The U.S. Air Force has begun utilising its large reserves of retired F-16 fighter jets as full scale aerial targets to test its AIM-260 air to air  missiles, which are being developed to succeed the AIM-120 series and bridge the performance gap with foreign missile designs. The AIM-260 remains a highly secretive weapons program, but it has long been speculated that it could benefit from a dual pulse engine, an AESA radar, and potentially APAA guidance and dual guidance with an infrared sensor. These are all features seen on rival Chinese missiles, other than APAA guidance which is current used only by Russia’s R-77M. The new American missile is expected to begin arming fighters in the U.S. Air Force in 2023, and like later AIM-120 variants it will have clipped fins allowing it to be stored internally by stealth fighters. The Pentagon aims for an initial operating capability in 2022, although delays due to the COVID-19 crisis among other factors have raised questions regarding whether this goal will be met. Approximately 30 missions testing the missile against flying unmanned aircraft were reportedly carried out in 2020. The F-16 first entered service in 1978, and is currently increasingly considered obsolete with fighters being retired across the world. The aircraft is currently being produced exclusively for export with clients such as Taiwan, Bahrain and Slovakia acquiring the ageing jets as a cheaper alternative to modern fighters.
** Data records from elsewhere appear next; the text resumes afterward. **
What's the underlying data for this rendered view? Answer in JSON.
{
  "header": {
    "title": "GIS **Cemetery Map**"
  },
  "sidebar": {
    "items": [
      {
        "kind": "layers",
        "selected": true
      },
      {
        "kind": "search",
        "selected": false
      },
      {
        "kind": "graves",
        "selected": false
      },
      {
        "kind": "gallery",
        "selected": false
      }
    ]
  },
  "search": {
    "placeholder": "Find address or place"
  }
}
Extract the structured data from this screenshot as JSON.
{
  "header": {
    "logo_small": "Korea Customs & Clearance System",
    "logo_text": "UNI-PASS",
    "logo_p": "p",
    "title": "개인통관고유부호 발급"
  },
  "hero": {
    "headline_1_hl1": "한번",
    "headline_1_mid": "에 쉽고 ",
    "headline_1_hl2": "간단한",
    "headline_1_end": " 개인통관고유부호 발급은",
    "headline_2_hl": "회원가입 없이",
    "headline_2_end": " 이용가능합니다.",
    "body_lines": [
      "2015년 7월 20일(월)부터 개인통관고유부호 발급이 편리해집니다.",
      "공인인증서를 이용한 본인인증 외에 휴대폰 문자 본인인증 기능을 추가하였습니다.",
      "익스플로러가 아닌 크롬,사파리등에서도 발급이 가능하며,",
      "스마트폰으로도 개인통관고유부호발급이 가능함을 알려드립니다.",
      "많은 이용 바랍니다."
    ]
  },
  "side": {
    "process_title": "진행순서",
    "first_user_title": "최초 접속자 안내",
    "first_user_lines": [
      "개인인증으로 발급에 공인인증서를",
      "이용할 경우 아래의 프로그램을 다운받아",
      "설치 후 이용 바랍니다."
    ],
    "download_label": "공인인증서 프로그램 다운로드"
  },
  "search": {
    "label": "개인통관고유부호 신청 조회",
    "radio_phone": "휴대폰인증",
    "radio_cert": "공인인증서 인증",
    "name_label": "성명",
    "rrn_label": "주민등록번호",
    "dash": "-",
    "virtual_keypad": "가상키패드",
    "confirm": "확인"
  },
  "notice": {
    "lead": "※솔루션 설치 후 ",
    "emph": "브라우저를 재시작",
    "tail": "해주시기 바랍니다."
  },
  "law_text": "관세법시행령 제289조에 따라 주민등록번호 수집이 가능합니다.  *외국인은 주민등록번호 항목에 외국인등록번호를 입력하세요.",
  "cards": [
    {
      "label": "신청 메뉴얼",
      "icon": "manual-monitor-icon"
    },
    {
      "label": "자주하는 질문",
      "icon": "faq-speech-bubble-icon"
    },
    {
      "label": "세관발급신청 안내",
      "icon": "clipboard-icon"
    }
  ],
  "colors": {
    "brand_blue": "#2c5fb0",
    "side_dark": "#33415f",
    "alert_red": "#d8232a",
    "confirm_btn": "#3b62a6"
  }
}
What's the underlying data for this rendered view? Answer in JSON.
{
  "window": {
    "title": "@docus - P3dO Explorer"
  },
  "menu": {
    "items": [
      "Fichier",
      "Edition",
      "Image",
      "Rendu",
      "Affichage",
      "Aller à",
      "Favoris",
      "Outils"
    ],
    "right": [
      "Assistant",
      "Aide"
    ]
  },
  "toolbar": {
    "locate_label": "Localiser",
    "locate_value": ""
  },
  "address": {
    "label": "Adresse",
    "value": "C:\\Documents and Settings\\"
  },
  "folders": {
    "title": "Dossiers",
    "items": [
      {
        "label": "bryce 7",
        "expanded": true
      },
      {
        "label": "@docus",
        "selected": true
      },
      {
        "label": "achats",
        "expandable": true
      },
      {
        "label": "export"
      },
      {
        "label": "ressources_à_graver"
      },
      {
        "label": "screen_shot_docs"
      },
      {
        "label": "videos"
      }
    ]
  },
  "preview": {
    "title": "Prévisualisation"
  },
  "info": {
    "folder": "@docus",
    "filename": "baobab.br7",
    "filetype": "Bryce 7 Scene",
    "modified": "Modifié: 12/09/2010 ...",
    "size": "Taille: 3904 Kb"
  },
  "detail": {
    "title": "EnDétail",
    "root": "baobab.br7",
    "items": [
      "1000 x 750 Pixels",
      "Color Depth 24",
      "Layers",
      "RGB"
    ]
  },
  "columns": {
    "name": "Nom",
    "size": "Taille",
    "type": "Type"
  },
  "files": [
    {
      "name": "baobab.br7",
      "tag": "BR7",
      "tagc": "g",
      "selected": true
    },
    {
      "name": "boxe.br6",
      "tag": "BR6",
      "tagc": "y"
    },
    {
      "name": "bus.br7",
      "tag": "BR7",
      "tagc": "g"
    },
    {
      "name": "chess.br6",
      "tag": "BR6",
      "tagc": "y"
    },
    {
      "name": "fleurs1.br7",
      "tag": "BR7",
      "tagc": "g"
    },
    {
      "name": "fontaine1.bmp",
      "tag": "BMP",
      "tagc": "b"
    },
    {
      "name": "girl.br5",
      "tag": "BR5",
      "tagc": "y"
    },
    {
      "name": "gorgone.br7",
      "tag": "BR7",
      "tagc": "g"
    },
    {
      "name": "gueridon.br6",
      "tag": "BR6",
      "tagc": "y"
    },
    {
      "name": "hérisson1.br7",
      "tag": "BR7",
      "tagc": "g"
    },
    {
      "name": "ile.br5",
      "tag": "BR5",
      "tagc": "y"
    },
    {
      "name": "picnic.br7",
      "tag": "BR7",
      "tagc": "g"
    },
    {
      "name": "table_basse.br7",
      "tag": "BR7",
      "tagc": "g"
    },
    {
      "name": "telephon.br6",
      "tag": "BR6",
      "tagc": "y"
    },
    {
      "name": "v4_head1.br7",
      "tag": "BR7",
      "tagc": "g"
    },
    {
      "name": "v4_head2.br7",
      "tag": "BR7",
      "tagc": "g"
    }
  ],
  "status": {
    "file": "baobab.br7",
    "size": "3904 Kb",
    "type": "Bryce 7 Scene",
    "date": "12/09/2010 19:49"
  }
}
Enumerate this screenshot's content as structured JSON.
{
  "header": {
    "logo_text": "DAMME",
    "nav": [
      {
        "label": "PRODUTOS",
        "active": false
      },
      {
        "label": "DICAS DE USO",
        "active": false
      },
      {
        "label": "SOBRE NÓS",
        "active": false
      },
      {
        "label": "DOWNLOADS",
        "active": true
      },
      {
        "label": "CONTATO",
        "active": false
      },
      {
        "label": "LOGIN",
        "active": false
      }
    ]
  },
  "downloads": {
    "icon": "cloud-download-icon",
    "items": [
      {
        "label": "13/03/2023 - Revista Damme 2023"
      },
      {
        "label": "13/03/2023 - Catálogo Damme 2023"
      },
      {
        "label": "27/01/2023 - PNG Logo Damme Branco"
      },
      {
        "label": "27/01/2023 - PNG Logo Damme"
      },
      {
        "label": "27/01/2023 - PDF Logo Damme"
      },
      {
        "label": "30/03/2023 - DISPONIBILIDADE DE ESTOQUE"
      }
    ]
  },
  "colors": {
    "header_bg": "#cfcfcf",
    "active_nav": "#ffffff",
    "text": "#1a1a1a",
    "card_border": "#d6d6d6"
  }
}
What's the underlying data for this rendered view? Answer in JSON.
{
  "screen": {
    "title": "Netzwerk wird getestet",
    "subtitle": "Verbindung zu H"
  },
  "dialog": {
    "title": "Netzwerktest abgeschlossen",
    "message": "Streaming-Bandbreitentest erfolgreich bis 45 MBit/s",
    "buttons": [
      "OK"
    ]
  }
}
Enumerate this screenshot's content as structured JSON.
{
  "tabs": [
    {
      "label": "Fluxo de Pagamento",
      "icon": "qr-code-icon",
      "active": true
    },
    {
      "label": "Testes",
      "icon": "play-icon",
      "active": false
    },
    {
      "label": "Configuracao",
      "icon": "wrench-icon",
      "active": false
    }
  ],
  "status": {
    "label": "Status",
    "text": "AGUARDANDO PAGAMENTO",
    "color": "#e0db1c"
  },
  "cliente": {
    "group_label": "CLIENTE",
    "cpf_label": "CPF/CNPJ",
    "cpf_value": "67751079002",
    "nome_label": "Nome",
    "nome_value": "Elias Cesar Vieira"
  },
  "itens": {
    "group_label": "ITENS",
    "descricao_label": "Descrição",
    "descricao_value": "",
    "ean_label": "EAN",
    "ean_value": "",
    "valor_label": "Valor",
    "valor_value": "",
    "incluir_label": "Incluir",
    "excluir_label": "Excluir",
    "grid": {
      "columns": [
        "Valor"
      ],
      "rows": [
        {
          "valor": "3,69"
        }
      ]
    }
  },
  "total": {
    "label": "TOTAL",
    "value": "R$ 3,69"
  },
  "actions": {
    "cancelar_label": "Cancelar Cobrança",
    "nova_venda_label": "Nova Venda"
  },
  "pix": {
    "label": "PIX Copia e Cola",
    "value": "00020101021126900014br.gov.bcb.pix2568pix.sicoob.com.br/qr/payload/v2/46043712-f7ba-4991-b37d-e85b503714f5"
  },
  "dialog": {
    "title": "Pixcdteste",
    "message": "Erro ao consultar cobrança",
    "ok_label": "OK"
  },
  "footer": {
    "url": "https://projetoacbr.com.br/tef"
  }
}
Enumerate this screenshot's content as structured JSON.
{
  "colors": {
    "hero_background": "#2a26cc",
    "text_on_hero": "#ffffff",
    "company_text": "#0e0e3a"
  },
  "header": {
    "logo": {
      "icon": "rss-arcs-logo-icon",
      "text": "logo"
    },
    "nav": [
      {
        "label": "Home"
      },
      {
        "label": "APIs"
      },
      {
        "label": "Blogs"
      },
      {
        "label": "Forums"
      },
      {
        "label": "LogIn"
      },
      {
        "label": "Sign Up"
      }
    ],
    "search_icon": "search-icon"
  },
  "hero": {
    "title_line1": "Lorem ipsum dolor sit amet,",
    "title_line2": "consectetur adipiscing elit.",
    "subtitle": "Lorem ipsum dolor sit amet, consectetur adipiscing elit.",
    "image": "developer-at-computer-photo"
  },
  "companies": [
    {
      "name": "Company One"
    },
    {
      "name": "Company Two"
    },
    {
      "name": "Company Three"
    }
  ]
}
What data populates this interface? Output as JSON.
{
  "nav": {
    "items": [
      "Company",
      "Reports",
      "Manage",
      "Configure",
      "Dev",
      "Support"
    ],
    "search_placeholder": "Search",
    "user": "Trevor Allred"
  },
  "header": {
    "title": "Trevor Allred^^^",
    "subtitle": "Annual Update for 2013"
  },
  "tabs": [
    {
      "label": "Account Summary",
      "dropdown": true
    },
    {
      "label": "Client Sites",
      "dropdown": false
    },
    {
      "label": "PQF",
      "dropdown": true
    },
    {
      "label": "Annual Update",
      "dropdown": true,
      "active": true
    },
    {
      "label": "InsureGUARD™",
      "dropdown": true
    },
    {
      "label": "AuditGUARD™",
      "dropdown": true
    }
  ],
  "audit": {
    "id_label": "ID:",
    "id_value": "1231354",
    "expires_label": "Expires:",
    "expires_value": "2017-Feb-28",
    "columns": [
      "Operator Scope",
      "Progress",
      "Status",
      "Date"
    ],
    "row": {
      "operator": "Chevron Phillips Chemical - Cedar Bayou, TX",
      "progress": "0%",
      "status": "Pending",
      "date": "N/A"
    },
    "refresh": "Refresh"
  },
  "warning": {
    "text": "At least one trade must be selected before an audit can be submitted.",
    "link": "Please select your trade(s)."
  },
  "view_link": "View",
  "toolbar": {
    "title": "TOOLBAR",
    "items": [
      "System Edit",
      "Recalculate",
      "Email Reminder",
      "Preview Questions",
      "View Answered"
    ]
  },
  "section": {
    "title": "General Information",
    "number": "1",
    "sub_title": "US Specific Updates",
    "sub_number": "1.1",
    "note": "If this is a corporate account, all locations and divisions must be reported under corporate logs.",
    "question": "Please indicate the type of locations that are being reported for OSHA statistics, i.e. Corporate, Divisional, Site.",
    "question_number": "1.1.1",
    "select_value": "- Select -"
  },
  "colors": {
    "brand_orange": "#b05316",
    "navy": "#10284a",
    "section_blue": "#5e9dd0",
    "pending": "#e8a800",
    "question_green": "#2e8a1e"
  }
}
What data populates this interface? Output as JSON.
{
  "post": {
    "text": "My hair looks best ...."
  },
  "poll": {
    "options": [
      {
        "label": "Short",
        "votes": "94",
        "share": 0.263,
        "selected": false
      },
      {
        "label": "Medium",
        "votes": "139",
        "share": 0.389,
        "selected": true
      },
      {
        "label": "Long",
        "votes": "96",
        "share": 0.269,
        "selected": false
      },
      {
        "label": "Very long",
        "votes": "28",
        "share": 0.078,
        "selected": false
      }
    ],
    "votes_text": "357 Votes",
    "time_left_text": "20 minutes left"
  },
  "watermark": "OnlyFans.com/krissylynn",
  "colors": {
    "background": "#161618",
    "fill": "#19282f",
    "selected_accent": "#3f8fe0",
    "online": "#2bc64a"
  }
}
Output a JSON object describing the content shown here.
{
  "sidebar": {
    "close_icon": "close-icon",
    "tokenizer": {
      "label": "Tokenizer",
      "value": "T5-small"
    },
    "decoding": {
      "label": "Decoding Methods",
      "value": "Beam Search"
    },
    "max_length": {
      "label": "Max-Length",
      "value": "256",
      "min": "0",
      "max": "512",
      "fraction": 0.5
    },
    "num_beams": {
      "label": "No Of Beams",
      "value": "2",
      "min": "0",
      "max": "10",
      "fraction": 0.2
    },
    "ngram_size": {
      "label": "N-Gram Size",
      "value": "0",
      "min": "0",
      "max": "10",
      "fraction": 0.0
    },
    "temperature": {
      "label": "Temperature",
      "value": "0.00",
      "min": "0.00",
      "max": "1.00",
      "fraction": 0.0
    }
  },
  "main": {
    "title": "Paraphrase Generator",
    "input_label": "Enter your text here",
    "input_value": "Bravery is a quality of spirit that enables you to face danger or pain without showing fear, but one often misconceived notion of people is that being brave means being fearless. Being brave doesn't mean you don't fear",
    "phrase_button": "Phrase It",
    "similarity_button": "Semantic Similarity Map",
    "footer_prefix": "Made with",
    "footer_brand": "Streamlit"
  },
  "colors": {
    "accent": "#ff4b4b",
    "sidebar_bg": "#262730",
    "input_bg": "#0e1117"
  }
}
Delays to the development of a successor, the F-35, will force the U.S. Air Force to plan to continue operating F-16s years after retirement was expected. 

The QF-16 program to convert fighters into unmanned flying targets has been seen to symbolise the fighter’s obsolescence, and when the F-16 was in its prime QF-4 aircraft were relied on for testing based on inventories of retired F-4 Phantom fighters. Fighters are not always shot down as often the missiles fired at them are not equipped with explosive warheads, but the presence of a fighter within the blast radius that would have been there is sufficient to be considered a ‘kill’. The Air Force disclosed the development of the AIM-260 in 2019, although when it began development remains uncertain. The deployment of the Chinese PL-15 and to a lesser extent the Russian R-77M are seen to have spurred development as these missiles left a significant performance gap with America’s top missile the AIM-120D. The Air Force publicly stated in the past that countering the PL-15 was a key factor in the decision to being developing AIM-260, with the status of the R-77M still uncertain and the missile likely to be unaffordable for widespread deployments by the Russian Air Force. Under strained budgets, however, whether the U.S. will be able to widely equip fighter units with the AIM-260 remains uncertain. This could potentially be more difficult for its allies, and as a result the likely much cheaper AIM-120D which entered service in 2014 will remain in production for some time. The AIM-260 is expected to cost over $2.5 million per missile at a conservative estimate.